The early settlers put intense moral pressure on themselves. They filled the air with angry jeremiads about how badly things were going and how much they needed to change.
This harsh self-criticism was the mainstream voice that defined American civilization. As the historian Perry Miller wrote, “Under the guise of this mounting wail of sinfulness, this incessant and never successful cry for repentance, the Puritans launched themselves upon the process of Americanization.”
Or rather, it comes from Sacvan Bercovitch's American Jeremiad (1978, p. 10), a book Brooks is quite fond of quoting, which is why he doesn't link it or name the book (apparently Miller's Errand into the Wilderness, 1956, which is one of the places Miller began using the "jeremiad" concept)—he's too lazy to look at Bercovitch's footnote and find out what book it is, even though, eighth-grader as always, he still hopes he can fool us into thinking he's conversant with the whole of the literature.

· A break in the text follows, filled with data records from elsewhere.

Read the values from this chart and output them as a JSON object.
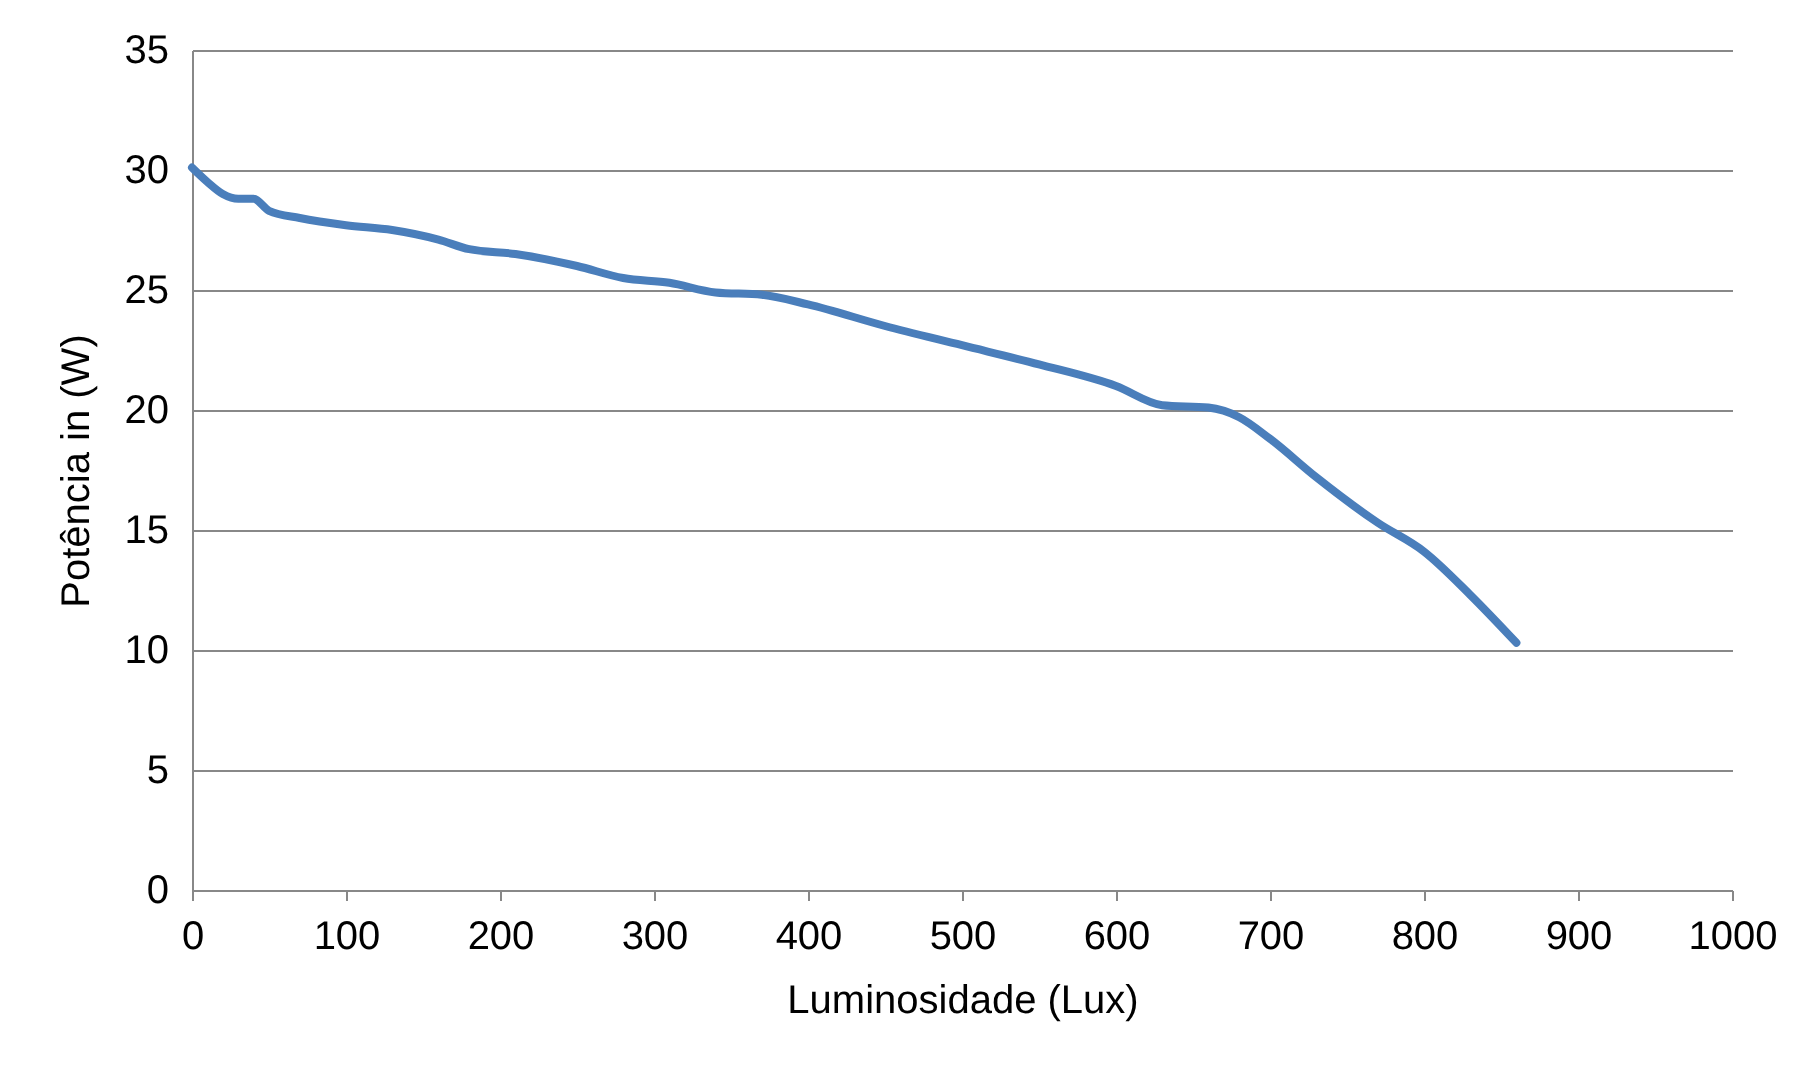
{
  "chart_data": {
    "type": "line",
    "xlabel": "Luminosidade (Lux)",
    "ylabel": "Potência in (W)",
    "x": [
      0,
      10,
      20,
      30,
      40,
      50,
      70,
      100,
      130,
      160,
      180,
      210,
      250,
      280,
      310,
      340,
      370,
      400,
      450,
      500,
      550,
      600,
      630,
      660,
      680,
      700,
      730,
      770,
      800,
      830,
      860
    ],
    "series": [
      {
        "color": "#4a7ebb",
        "values": [
          30.1,
          29.5,
          29.0,
          28.8,
          28.8,
          28.3,
          28.0,
          27.7,
          27.5,
          27.1,
          26.7,
          26.5,
          26.0,
          25.5,
          25.3,
          24.9,
          24.8,
          24.4,
          23.5,
          22.7,
          21.9,
          21.0,
          20.2,
          20.1,
          19.7,
          18.8,
          17.2,
          15.3,
          14.1,
          12.3,
          10.3
        ]
      }
    ],
    "xlim": [
      0,
      1000
    ],
    "xticks": [
      0,
      100,
      200,
      300,
      400,
      500,
      600,
      700,
      800,
      900,
      1000
    ],
    "ylim": [
      0,
      35
    ],
    "yticks": [
      0,
      5,
      10,
      15,
      20,
      25,
      30,
      35
    ],
    "grid": "y",
    "legend": false,
    "marker": "none",
    "line_style": "solid"
  }
}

It's also worth noting, and not in contradiction to Miller or Bercovitch I don't believe, that the great American jeremiads aren't "self-criticism" at all. They're criticism of the sinful, greedy, lustful and wrathful and slothful and generally very bad neighbor, the Puritan next door who is definitely going to hell. Those guys might say, "We're all sinners," as a rote matter, in church, but when they were on a jeremiad roll they were all about the other guy. "Not I, Lord! Him!"

Cross-posted at No More Mister Nice Blog.